Für eine Viertagestour mit Übernachtung, Vollpension, Kajaktransport, Touren und Reiseführer nehmen wir pro Gast 122 US-Dollar (82 Euro), bei einer Gruppe von acht Personen. 15 Dollar pro Besucher zahlen wir in einen Fonds, aus dem wir Gesundheits- und Bildungsprogramme, den Erhalt unseres Waldes und den Widerstand gegen die Ölfirmen finanzieren. Mit dem Rest decken wir die Ausgaben und zahlen den Jugendlichen, die sich um die Reisenden kümmern, ein Taschengeld.

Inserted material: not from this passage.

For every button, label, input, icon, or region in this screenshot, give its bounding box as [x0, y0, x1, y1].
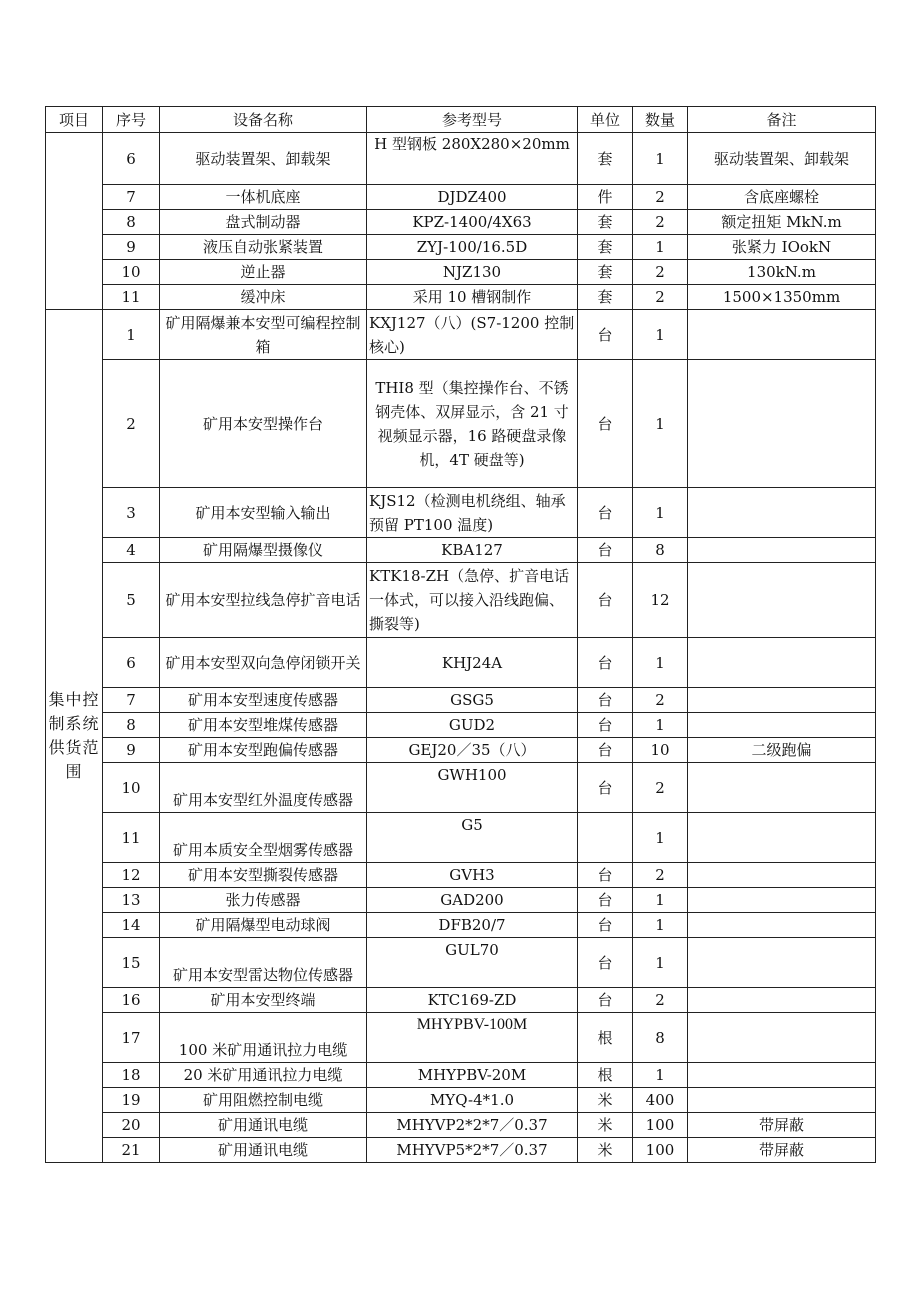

Sarayaku leistet bis heute Widerstand gegen die Erdölförderung auf seinem Regenwaldgebiet. Hilft der Tourismus beim Kampf gegen die Ölindustrie?
Ja, sehr! Wir zeigen den Touristen Filme über unseren Widerstand und erzählen davon. Die meisten finden es toll zu sehen, wie ein kleines Dorf Militär und mächtige Konzerne vertreiben kann, und das ohne Gewalt.* Viele möchten wiederkommen und einige unterstützen uns auch nach ihrer Rückkehr. In Krisenmomenten, wenn das Militär mal wieder auf unser Gebiet vordringt, schlagen ein paar unserer ehemaligen Gäste ordentlich Krach. Und internationale Aufmerksamkeit hilft immer!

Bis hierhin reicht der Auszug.